Sci Total Environ. 2023 Dec 15;904:167204. doi: 10.1016/j.scitotenv.2023.167204. Epub 2023 Sep 21.
Disinfectants and their mixtures can induce hormesis. However, how the mixture hormesis is related to those of components and the interactions in disinfectant mixtures remain unclear. In this paper, the luminescence inhibition toxicities of chlorinated sodium phosphate (CSP), dodecyl dimethyl benzyl ammonium bromide (DOB), dodecyl dimethyl benzyl ammonium chloride (DOC), ethanol (EtOH), glutaraldehyde (GLA), hydrogen peroxide (HO), isopropyl alcohol (IPA), n-propanol (NPA), and 20 mixture rays in four mixture systems (EtOH-HO, DOB-HO, DOC-EtOH, and EtOH-IPA-NPA) containing at least one component showing hormesis to Vibrio qinghaiensis sp.-Q67 (Q67) were determined at 0.25, 3, 6, 9, and 12 h. The synergism-antagonism heatmap based on independent action model (noted as SAHmap) was developed to systematically evaluate the interactions in various mixtures. It was shown that five disinfectants (CSP, EtOH, HO, NPA, and IPA) and 17 mixture rays exhibited time-dependent hormesis. The hormetic component was responsible for the hormesis of the mixture rays. Most mixture rays showed low- concentration/dose additive action and high-concentration/dose synergism at different time. This study further exemplified the interrelationship between the hormesis in the mixtures and their components and implied the need to pay attention to the time-dependent hormesis and interactions induced by the disinfectants.

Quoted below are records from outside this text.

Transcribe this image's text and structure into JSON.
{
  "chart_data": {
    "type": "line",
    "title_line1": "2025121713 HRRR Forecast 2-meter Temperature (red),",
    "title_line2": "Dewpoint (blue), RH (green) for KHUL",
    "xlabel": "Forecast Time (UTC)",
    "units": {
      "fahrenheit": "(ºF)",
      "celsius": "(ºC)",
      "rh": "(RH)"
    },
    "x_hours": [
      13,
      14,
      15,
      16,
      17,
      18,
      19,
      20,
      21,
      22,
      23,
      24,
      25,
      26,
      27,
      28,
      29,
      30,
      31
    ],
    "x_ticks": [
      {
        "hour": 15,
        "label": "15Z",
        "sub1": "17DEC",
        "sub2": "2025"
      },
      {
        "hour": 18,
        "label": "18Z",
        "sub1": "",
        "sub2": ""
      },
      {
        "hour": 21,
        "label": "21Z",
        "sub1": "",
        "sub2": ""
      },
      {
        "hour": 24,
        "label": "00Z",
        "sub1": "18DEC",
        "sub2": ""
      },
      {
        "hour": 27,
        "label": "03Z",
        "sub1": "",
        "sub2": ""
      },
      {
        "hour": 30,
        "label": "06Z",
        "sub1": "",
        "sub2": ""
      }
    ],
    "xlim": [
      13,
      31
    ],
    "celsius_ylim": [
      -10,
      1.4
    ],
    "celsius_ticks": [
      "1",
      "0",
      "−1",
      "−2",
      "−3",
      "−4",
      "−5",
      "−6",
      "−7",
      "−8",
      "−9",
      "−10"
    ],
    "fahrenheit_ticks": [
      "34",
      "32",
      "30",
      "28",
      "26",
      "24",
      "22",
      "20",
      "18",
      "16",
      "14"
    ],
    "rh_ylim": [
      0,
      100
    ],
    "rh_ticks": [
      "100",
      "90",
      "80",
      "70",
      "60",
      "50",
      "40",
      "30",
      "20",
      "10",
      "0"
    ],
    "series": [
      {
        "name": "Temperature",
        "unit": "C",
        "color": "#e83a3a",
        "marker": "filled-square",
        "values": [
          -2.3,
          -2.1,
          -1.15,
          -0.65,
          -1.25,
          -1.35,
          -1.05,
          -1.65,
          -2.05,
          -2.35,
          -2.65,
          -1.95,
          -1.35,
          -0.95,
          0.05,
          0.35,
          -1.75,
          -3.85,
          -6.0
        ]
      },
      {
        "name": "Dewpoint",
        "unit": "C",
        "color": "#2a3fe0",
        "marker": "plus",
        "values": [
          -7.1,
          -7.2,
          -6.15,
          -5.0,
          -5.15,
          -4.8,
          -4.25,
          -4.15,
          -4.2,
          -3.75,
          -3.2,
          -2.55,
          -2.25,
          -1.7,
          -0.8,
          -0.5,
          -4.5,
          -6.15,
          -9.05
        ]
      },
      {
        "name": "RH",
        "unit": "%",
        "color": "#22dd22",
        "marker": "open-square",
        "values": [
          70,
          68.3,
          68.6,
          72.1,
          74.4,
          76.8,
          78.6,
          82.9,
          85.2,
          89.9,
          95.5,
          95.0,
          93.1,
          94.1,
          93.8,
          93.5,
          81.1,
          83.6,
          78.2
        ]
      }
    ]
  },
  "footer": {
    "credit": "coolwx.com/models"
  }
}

消毒剂及其混合物可诱导兴奋效应。然而,消毒剂混合物的兴奋效应与成分的兴奋效应以及消毒剂混合物中的相互作用之间的关系尚不清楚。在本文中,测定了至少含有一种表现出对青海弧菌 Q67 兴奋效应的成分的四种混合物体系(EtOH-HO、DOB-HO、DOC-EtOH 和 EtOH-IPA-NPA)中 20 种混合物射线在 0.25、3、6、9 和 12 h 时对发光抑制毒性氯代磷酸二钠(CSP)、十二烷基二甲基苄基氯化铵(DOB)、十二烷基二甲基苄基氯化铵(DOC)、乙醇(EtOH)、戊二醛(GLA)、过氧化氢(HO)、异丙醇(IPA)、正丙醇(NPA)和 Vibrio qinghaiensis sp.-Q67(Q67)的抑制毒性。基于独立作用模型(记为 SAHmap)开发了协同-拮抗热图,以系统评估各种混合物中的相互作用。结果表明,五种消毒剂(CSP、EtOH、HO、NPA 和 IPA)和 17 种混合物射线表现出时间依赖性兴奋效应。兴奋效应成分是混合物射线兴奋效应的原因。大多数混合物射线在不同时间表现出低浓度/剂量相加作用和高浓度/剂量协同作用。本研究进一步说明了混合物中的兴奋效应与其成分之间的相互关系,并暗示需要注意消毒剂引起的时间依赖性兴奋效应和相互作用。